Of the commercially available molecular tests that have been developed and validated, the next-generation sequencing-based multi-genetic panel ThyroSeq seems to have the most promising results [7, 28, 29]. Results have shown a sensitivity of up to 90% and specificity up to 93% for Bethesda Category III and IV [28, 30]. However, available data are still limited for the cases with FTC since most validated cases of thyroid malignancies were represented by papillary thyroid carcinoma [7, 28, 30].
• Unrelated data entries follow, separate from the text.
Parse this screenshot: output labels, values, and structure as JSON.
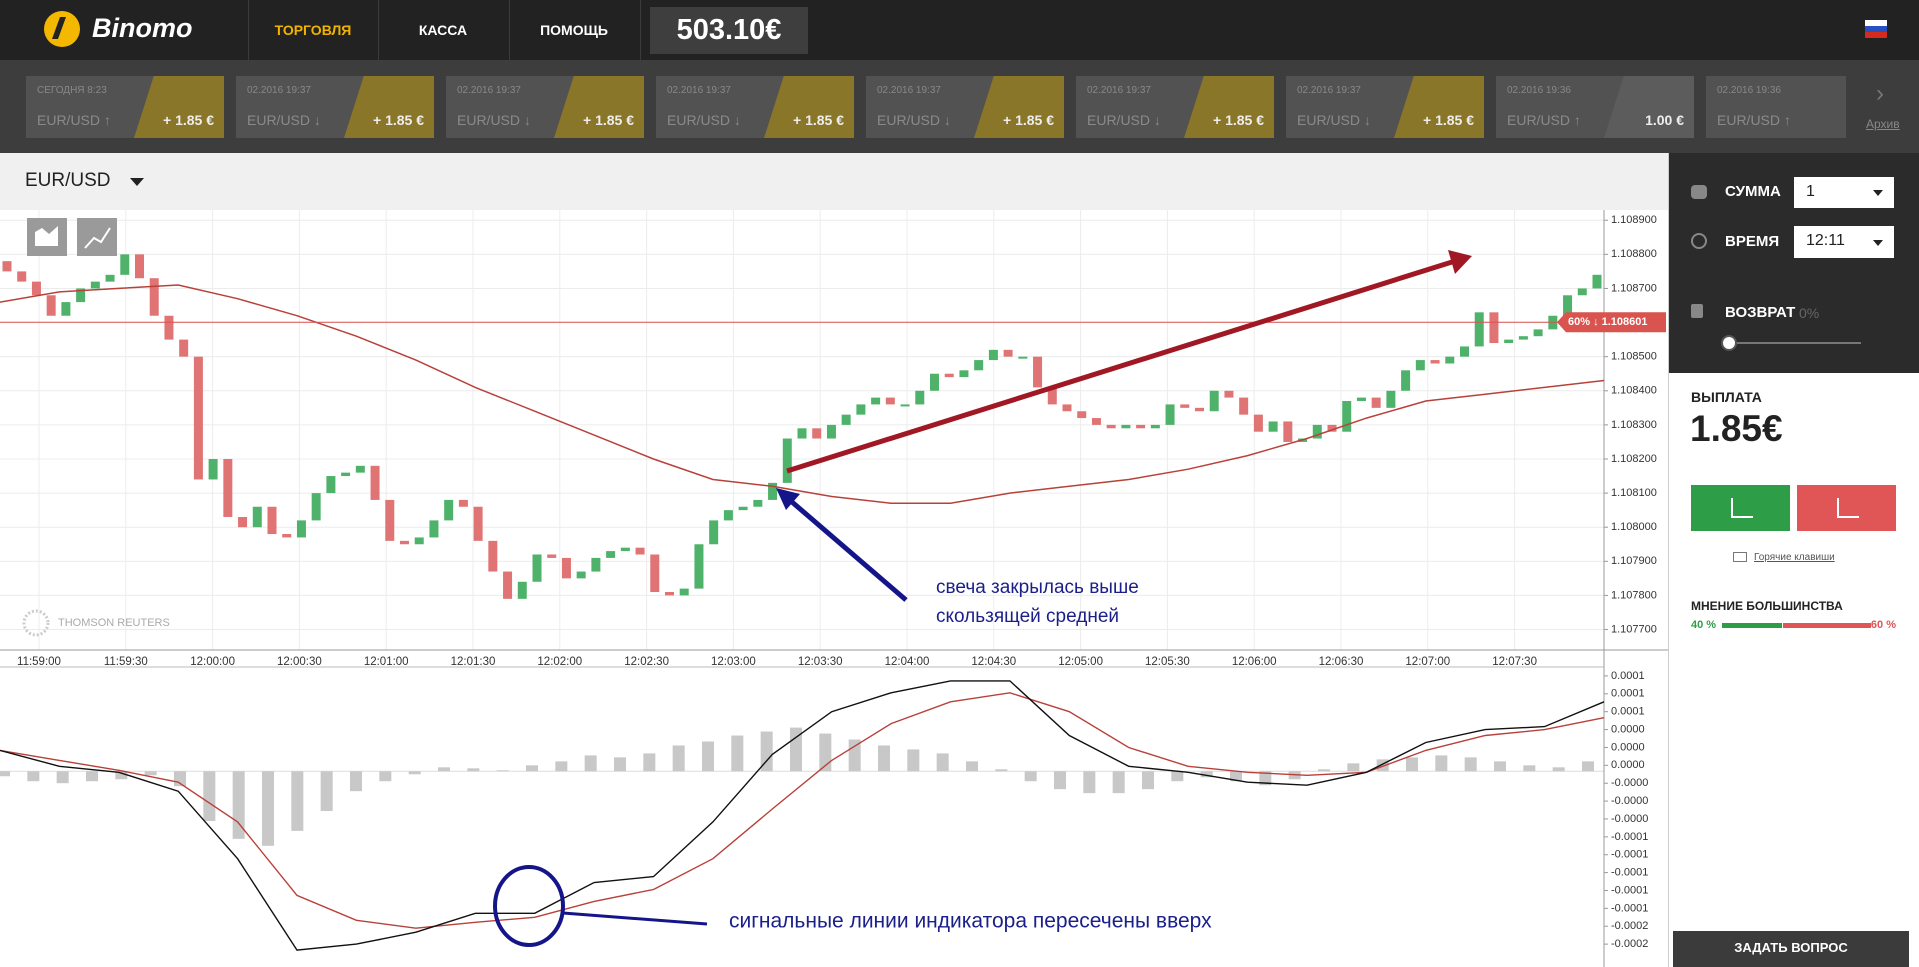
{
  "header": {
    "logo": "Binomo",
    "nav": [
      "ТОРГОВЛЯ",
      "КАССА",
      "ПОМОЩЬ"
    ],
    "balance": "503.10€"
  },
  "deals": [
    {
      "time": "СЕГОДНЯ 8:23",
      "asset": "EUR/USD ↑",
      "payout": "+ 1.85 €"
    },
    {
      "time": "02.2016 19:37",
      "asset": "EUR/USD ↓",
      "payout": "+ 1.85 €"
    },
    {
      "time": "02.2016 19:37",
      "asset": "EUR/USD ↓",
      "payout": "+ 1.85 €"
    },
    {
      "time": "02.2016 19:37",
      "asset": "EUR/USD ↓",
      "payout": "+ 1.85 €"
    },
    {
      "time": "02.2016 19:37",
      "asset": "EUR/USD ↓",
      "payout": "+ 1.85 €"
    },
    {
      "time": "02.2016 19:37",
      "asset": "EUR/USD ↓",
      "payout": "+ 1.85 €"
    },
    {
      "time": "02.2016 19:37",
      "asset": "EUR/USD ↓",
      "payout": "+ 1.85 €"
    },
    {
      "time": "02.2016 19:36",
      "asset": "EUR/USD ↑",
      "payout": "1.00 €"
    },
    {
      "time": "02.2016 19:36",
      "asset": "EUR/USD ↑"
    }
  ],
  "archive": "Архив",
  "asset": "EUR/USD",
  "watermark": "THOMSON REUTERS",
  "price_chart": {
    "type": "candlestick",
    "first_open": 1.10878,
    "close": [
      1.10875,
      1.10872,
      1.10868,
      1.10862,
      1.10866,
      1.1087,
      1.10872,
      1.10874,
      1.1088,
      1.10873,
      1.10862,
      1.10855,
      1.1085,
      1.10814,
      1.1082,
      1.10803,
      1.108,
      1.10806,
      1.10798,
      1.10797,
      1.10802,
      1.1081,
      1.10815,
      1.10816,
      1.10818,
      1.10808,
      1.10796,
      1.10795,
      1.10797,
      1.10802,
      1.10808,
      1.10806,
      1.10796,
      1.10787,
      1.10779,
      1.10784,
      1.10792,
      1.10791,
      1.10785,
      1.10787,
      1.10791,
      1.10793,
      1.10794,
      1.10792,
      1.10781,
      1.1078,
      1.10782,
      1.10795,
      1.10802,
      1.10805,
      1.10806,
      1.10808,
      1.10813,
      1.10826,
      1.10829,
      1.10826,
      1.1083,
      1.10833,
      1.10836,
      1.10838,
      1.10836,
      1.10836,
      1.1084,
      1.10845,
      1.10844,
      1.10846,
      1.10849,
      1.10852,
      1.1085,
      1.1085,
      1.10841,
      1.10836,
      1.10834,
      1.10832,
      1.1083,
      1.10829,
      1.1083,
      1.10829,
      1.1083,
      1.10836,
      1.10835,
      1.10834,
      1.1084,
      1.10838,
      1.10833,
      1.10828,
      1.10831,
      1.10825,
      1.10826,
      1.1083,
      1.10828,
      1.10837,
      1.10838,
      1.10835,
      1.1084,
      1.10846,
      1.10849,
      1.10848,
      1.1085,
      1.10853,
      1.10863,
      1.10854,
      1.10855,
      1.10856,
      1.10858,
      1.10862,
      1.10868,
      1.1087,
      1.10874
    ],
    "moving_average": [
      1.10866,
      1.10869,
      1.1087,
      1.10871,
      1.10867,
      1.10862,
      1.10856,
      1.10849,
      1.10841,
      1.10834,
      1.10827,
      1.1082,
      1.10814,
      1.10812,
      1.10809,
      1.10807,
      1.10807,
      1.1081,
      1.10812,
      1.10814,
      1.10817,
      1.10821,
      1.10826,
      1.10832,
      1.10837,
      1.10839,
      1.10841,
      1.10843
    ],
    "level": 1.108601,
    "level_label": "60% ↓ 1.108601",
    "ylim": [
      1.10764,
      1.10893
    ],
    "yticks": [
      {
        "value": 1.1089,
        "label": "1.108900"
      },
      {
        "value": 1.1088,
        "label": "1.108800"
      },
      {
        "value": 1.1087,
        "label": "1.108700"
      },
      {
        "value": 1.1086,
        "label": "1.108600"
      },
      {
        "value": 1.1085,
        "label": "1.108500"
      },
      {
        "value": 1.1084,
        "label": "1.108400"
      },
      {
        "value": 1.1083,
        "label": "1.108300"
      },
      {
        "value": 1.1082,
        "label": "1.108200"
      },
      {
        "value": 1.1081,
        "label": "1.108100"
      },
      {
        "value": 1.108,
        "label": "1.108000"
      },
      {
        "value": 1.1079,
        "label": "1.107900"
      },
      {
        "value": 1.1078,
        "label": "1.107800"
      },
      {
        "value": 1.1077,
        "label": "1.107700"
      }
    ],
    "time_labels": [
      "11:59:00",
      "11:59:30",
      "12:00:00",
      "12:00:30",
      "12:01:00",
      "12:01:30",
      "12:02:00",
      "12:02:30",
      "12:03:00",
      "12:03:30",
      "12:04:00",
      "12:04:30",
      "12:05:00",
      "12:05:30",
      "12:06:00",
      "12:06:30",
      "12:07:00",
      "12:07:30"
    ],
    "colors": {
      "up": "#4fb26a",
      "down": "#e07373",
      "ma": "#b8413a",
      "level": "#d9534f"
    }
  },
  "macd": {
    "histogram": [
      -5e-06,
      -1e-05,
      -1.2e-05,
      -1e-05,
      -8e-06,
      -4e-06,
      -1.5e-05,
      -5e-05,
      -6.8e-05,
      -7.5e-05,
      -6e-05,
      -4e-05,
      -2e-05,
      -1e-05,
      -3e-06,
      4e-06,
      3e-06,
      1e-06,
      6e-06,
      1e-05,
      1.6e-05,
      1.4e-05,
      1.8e-05,
      2.6e-05,
      3e-05,
      3.6e-05,
      4e-05,
      4.4e-05,
      3.8e-05,
      3.2e-05,
      2.6e-05,
      2.2e-05,
      1.8e-05,
      1e-05,
      2e-06,
      -1e-05,
      -1.8e-05,
      -2.2e-05,
      -2.2e-05,
      -1.8e-05,
      -1e-05,
      -6e-06,
      -1e-05,
      -1.4e-05,
      -8e-06,
      2e-06,
      8e-06,
      1.2e-05,
      1.4e-05,
      1.6e-05,
      1.4e-05,
      1e-05,
      6e-06,
      4e-06,
      1e-05
    ],
    "macd": [
      2.1e-05,
      5e-06,
      -1e-06,
      -2e-05,
      -8.8e-05,
      -0.00018,
      -0.000174,
      -0.000162,
      -0.000143,
      -0.000143,
      -0.000112,
      -0.000106,
      -5.1e-05,
      1.7e-05,
      6e-05,
      7.9e-05,
      9.1e-05,
      9.1e-05,
      3.6e-05,
      5e-06,
      -1e-06,
      -1.1e-05,
      -1.4e-05,
      -1e-06,
      2.9e-05,
      4.2e-05,
      4.5e-05,
      7e-05
    ],
    "signal": [
      2.1e-05,
      1.1e-05,
      1e-06,
      -1.1e-05,
      -5.1e-05,
      -0.000125,
      -0.00015,
      -0.000158,
      -0.000152,
      -0.000147,
      -0.000131,
      -0.000119,
      -8.8e-05,
      -3.8e-05,
      1.1e-05,
      4.8e-05,
      7e-05,
      7.9e-05,
      6e-05,
      2.4e-05,
      5e-06,
      -1e-06,
      -4e-06,
      -1e-06,
      2.1e-05,
      3.6e-05,
      4.2e-05,
      5.4e-05
    ],
    "ylim": [
      -0.000191,
      0.000105
    ],
    "yticks": [
      {
        "value": 9.6e-05,
        "label": "0.0001"
      },
      {
        "value": 7.8e-05,
        "label": "0.0001"
      },
      {
        "value": 6e-05,
        "label": "0.0001"
      },
      {
        "value": 4.2e-05,
        "label": "0.0000"
      },
      {
        "value": 2.4e-05,
        "label": "0.0000"
      },
      {
        "value": 6e-06,
        "label": "0.0000"
      },
      {
        "value": -1.2e-05,
        "label": "-0.0000"
      },
      {
        "value": -3e-05,
        "label": "-0.0000"
      },
      {
        "value": -4.8e-05,
        "label": "-0.0000"
      },
      {
        "value": -6.6e-05,
        "label": "-0.0001"
      },
      {
        "value": -8.4e-05,
        "label": "-0.0001"
      },
      {
        "value": -0.000102,
        "label": "-0.0001"
      },
      {
        "value": -0.00012,
        "label": "-0.0001"
      },
      {
        "value": -0.000138,
        "label": "-0.0001"
      },
      {
        "value": -0.000156,
        "label": "-0.0002"
      },
      {
        "value": -0.000174,
        "label": "-0.0002"
      }
    ],
    "colors": {
      "histogram": "#c8c8c8",
      "macd": "#111111",
      "signal": "#b8413a"
    }
  },
  "annotations": {
    "candle": [
      "свеча закрылась выше",
      "скользящей средней"
    ],
    "cross": "сигнальные линии индикатора пересечены вверх"
  },
  "panel": {
    "amount_label": "СУММА",
    "amount": "1",
    "time_label": "ВРЕМЯ",
    "time": "12:11",
    "refund_label": "ВОЗВРАТ",
    "refund": "0%",
    "payout_label": "ВЫПЛАТА",
    "payout": "1.85€",
    "hotkeys": "Горячие клавиши",
    "majority_label": "МНЕНИЕ БОЛЬШИНСТВА",
    "majority": {
      "up": 40,
      "down": 60,
      "up_label": "40 %",
      "down_label": "60 %"
    },
    "ask": "ЗАДАТЬ ВОПРОС"
  }
}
The strength of the present study is the relatively large patient cohort and the high concordance rate of cytological identification of follicular neoplasia. In our Cohort A, a total of 82% were diagnosed as Bethesda Category IV in cytology and only 1/61 patients with a final diagnosis of FTC had a Bethesda Category of II (benign). Another strength of the study is the consistent finding of the predictive value of Ki-67 staining gained by re-evaluation of the previously published Cohort B of follicular thyroid neoplasms, supporting the reliability of the results. It should be noted however, that Sofiadis et al. did not reach statistical significance in the original published work [9], which could be the attributed to the differences in study design and the subgrouping of Hürthle cell tumors. However, scrutinizing the data shows a similar trend for higher Ki-67 index in FTC. In our Cohort A, we observed that even when subgrouping after Hürthle cell differentiation, the carcinomas exhibited a higher Ki-67 index.

The main limitation of this study is the fact that cytological Ki-67 index was not determined in every patient with indeterminate cytology (Bethesda Category III and IV). Another possible limitation is the likelihood of discordance in distribution of Bethesda categories between institutions. Although Ki-67 is widely used as a diagnostic and prognostic marker in different types of malignancy [31], its predictive value may differ between institutions due to differences in patient volumes and the distribution across different Bethesda categories [8]. Moreover, from a pre-operative perspective, an eventual coupling between Ki-67 index and prognostic ultrasonographical parameters could not be assessed due to the limited number of cases in our cohort investigated in a standardized ultrasonographical manner.

To conclude, we identified a high Ki-67 index in FNA smears and tumor size as predictors of FTC in follicular thyroid tumors. In FTC, we also found a high Ki-67 index to be associated with extrathyroidal extension as well as widely invasive subtype based on the 2017 WHO classification. Analysis of the Ki-67 index has a relatively low cost and may contribute to the subtyping of follicular thyroid tumors for a subset of patients. However, our results need to be validated prospectively and other preoperative biomarkers for FTC are needed to further increase sensitivity.